Consider two possible situations, A and B. In situation A, we come across a person–call him "A"–who makes the following claim: "I was abducted by aliens from the planet Alpha; they had green skin." In situation B, we come across a different person–call him "B"–who tells us, "I was abducted by aliens from the planet Beta; they had blue skin, they liked to play ping-pong, they rode around on unicycles, and their favorite number was 7." In either situation, we are likely to assign low subjective probability to the abduction claim that we hear. But should we assign higher subjective probability to the claim in one situation more than in the other?

Mindful of Occam’s razor, and careful to avoid the type of reasoning that leads to the conjunction fallacy, we might agree that A’s claim is, in itself, more probable, because it is less specific. However, we have to condition our probability assessment on the evidence that A or B actually made his claim. While B’s claim is less intrinsically likely, the hypothesis that B’s claim is true has strong explanatory power to account for why B made the specific statements he did. Thus, in the end it may not be so obvious whether we should believe A’s claim more in situation A than we believe B’s claim in situation B.

To be concrete, let A be the event that A’s claim is true, B be the event that B’s claim is true, C be the fact that A made the claims he did, and D be the fact that B made the claim’s he did. We can agree that P(B) < P(A); for definiteness, say P(B) = 0.001*P(A). However, the relevant comparison is between P(A|C) and P(B|D). Bayes’ theorem says

P(A|C) = P(A)*P(C|A) / [P(A)*P(C|A) + P(~A)*P(C|~A)];
P(B|D) = P(B)*P(D|B) / [P(B)*P(D|B) + P(~B)*P(D|~B)] = 0.001*P(A)*P(D|B) / [0.001*P(A)*P(D|B) + P(~B)*P(D|~B)].

If either story is true, it’s fairly likely that the person would tell it to us the way it happened; for convenience, assume P(C|A) = P(D|B) = 1. Also assume that P(A) and P(B) are small enough that we can make the approximation P(~A) = P(~B) = 1 in our formulas.
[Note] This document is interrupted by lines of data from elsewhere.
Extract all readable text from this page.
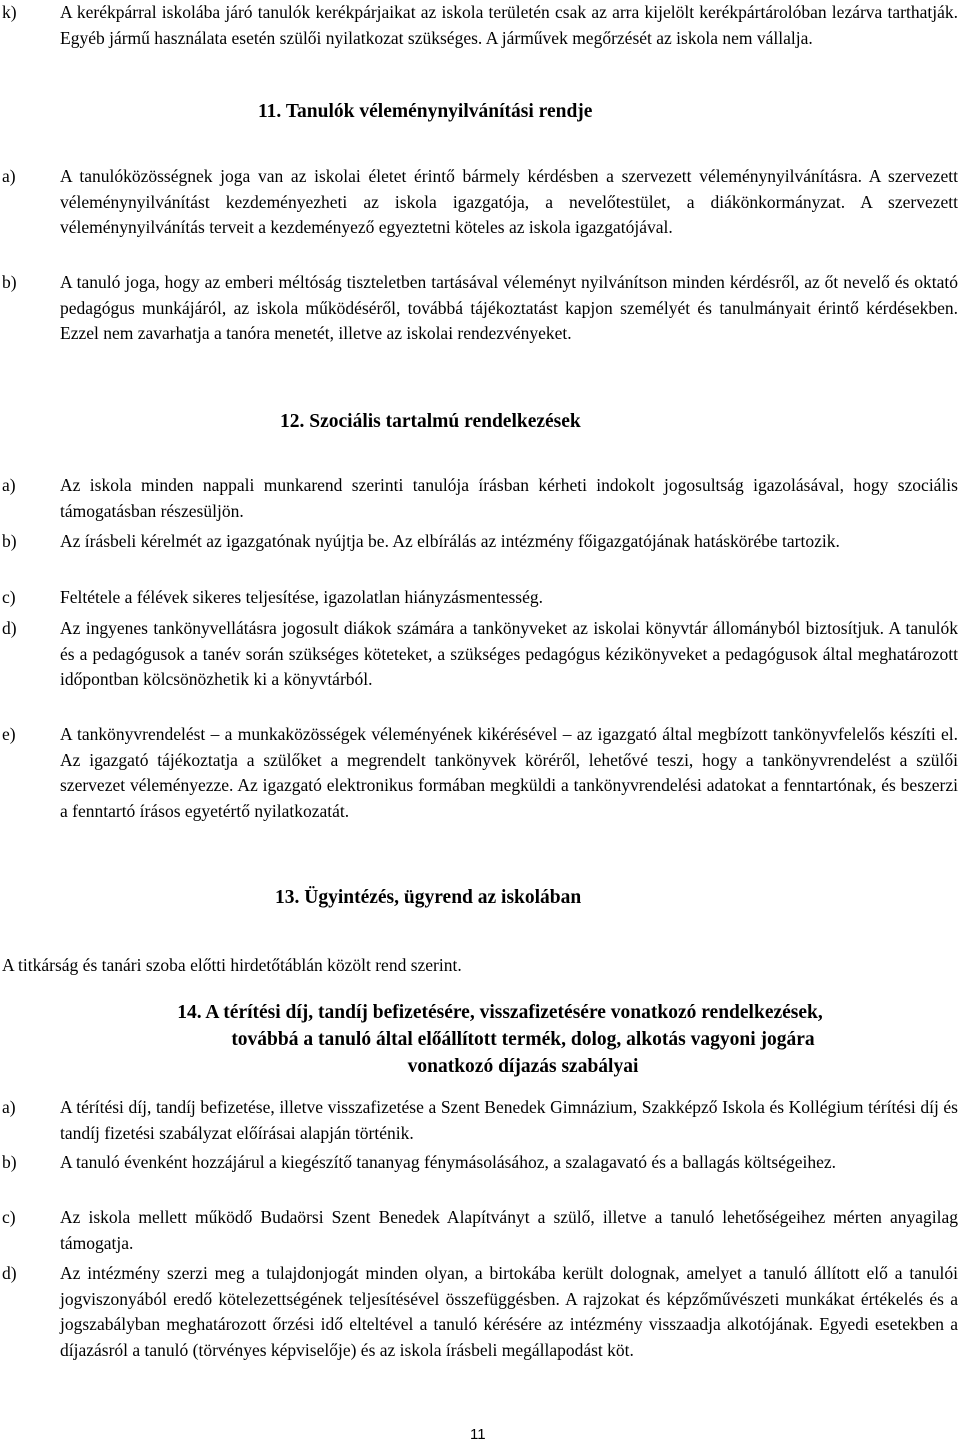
k)	A kerékpárral iskolába járó tanulók kerékpárjaikat az iskola területén csak az arra kijelölt kerékpártárolóban lezárva tarthatják. Egyéb jármű használata esetén szülői nyilatkozat szükséges. A járművek megőrzését az iskola nem vállalja.
11. Tanulók véleménynyilvánítási rendje
a)	A tanulóközösségnek joga van az iskolai életet érintő bármely kérdésben a szervezett véleménynyilvánításra. A szervezett véleménynyilvánítást kezdeményezheti az iskola igazgatója, a nevelőtestület, a diákönkormányzat. A szervezett véleménynyilvánítás terveit a kezdeményező egyeztetni köteles az iskola igazgatójával.
b)	A tanuló joga, hogy az emberi méltóság tiszteletben tartásával véleményt nyilvánítson minden kérdésről, az őt nevelő és oktató pedagógus munkájáról, az iskola működéséről, továbbá tájékoztatást kapjon személyét és tanulmányait érintő kérdésekben. Ezzel nem zavarhatja a tanóra menetét, illetve az iskolai rendezvényeket.
12. Szociális tartalmú rendelkezések
a)	Az iskola minden nappali munkarend szerinti tanulója írásban kérheti indokolt jogosultság igazolásával, hogy szociális támogatásban részesüljön.
b)	Az írásbeli kérelmét az igazgatónak nyújtja be. Az elbírálás az intézmény főigazgatójának hatáskörébe tartozik.
c)	Feltétele a félévek sikeres teljesítése, igazolatlan hiányzásmentesség.
d)	Az ingyenes tankönyvellátásra jogosult diákok számára a tankönyveket az iskolai könyvtár állományból biztosítjuk. A tanulók és a pedagógusok a tanév során szükséges köteteket, a szükséges pedagógus kézikönyveket a pedagógusok által meghatározott időpontban kölcsönözhetik ki a könyvtárból.
e)	A tankönyvrendelést – a munkaközösségek véleményének kikérésével – az igazgató által megbízott tankönyvfelelős készíti el. Az igazgató tájékoztatja a szülőket a megrendelt tankönyvek köréről, lehetővé teszi, hogy a tankönyvrendelést a szülői szervezet véleményezze. Az igazgató elektronikus formában megküldi a tankönyvrendelési adatokat a fenntartónak, és beszerzi a fenntartó írásos egyetértő nyilatkozatát.
13. Ügyintézés, ügyrend az iskolában
A titkárság és tanári szoba előtti hirdetőtáblán közölt rend szerint.
14. A térítési díj, tandíj befizetésére, visszafizetésére vonatkozó rendelkezések,
továbbá a tanuló által előállított termék, dolog, alkotás vagyoni jogára
vonatkozó díjazás szabályai
a)	A térítési díj, tandíj befizetése, illetve visszafizetése a Szent Benedek Gimnázium, Szakképző Iskola és Kollégium térítési díj és tandíj fizetési szabályzat előírásai alapján történik.
b)	A tanuló évenként hozzájárul a kiegészítő tananyag fénymásolásához, a szalagavató és a ballagás költségeihez.
c)	Az iskola mellett működő Budaörsi Szent Benedek Alapítványt a szülő, illetve a tanuló lehetőségeihez mérten anyagilag támogatja.
d)	Az intézmény szerzi meg a tulajdonjogát minden olyan, a birtokába került dolognak, amelyet a tanuló állított elő a tanulói jogviszonyából eredő kötelezettségének teljesítésével összefüggésben. A rajzokat és képzőművészeti munkákat értékelés és a jogszabályban meghatározott őrzési idő elteltével a tanuló kérésére az intézmény visszaadja alkotójának. Egyedi esetekben a díjazásról a tanuló (törvényes képviselője) és az iskola írásbeli megállapodást köt.
11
We then have

P(A|C) = P(A) / [P(A) + P(C|~A)];
P(B|D) = 0.001*P(A) / [0.001*P(A) + P(D|~B)].

Now, we can probably agree that P(D|~B) < P(C|~A). This is because, if the person wasn’t abducted, it’s less likely that he would give the exact details that B gave than the more general account that A gave. (I don’t mean to suggest that people who claim to be abducted are likely to give short accounts. I mean, rather, that the probability of giving any particular highly detailed account is less than the probability of giving any particular less detailed account.) If we decide that P(D|~B) < 0.001*P(C|~A), then P(B|D) > P(A|C).

There are some cases in which it may be appropriate automatically to give lower probability to more specific claims, even in light of the above reasoning: e.g., in the case of futurists who predict elaborately detailed scenarios. In this case, unless we have reason to think they’ve come back in time from the future, the equivalent of what I called P(D|B) above is likely to be low. That is, even if the futurist’s claims were true, this would not make it very likely that the futurist would successfully predict all of them, since–unlike person A or B, who saw the aliens–the futurist hasn’t viewed firsthand exactly how things will turn out.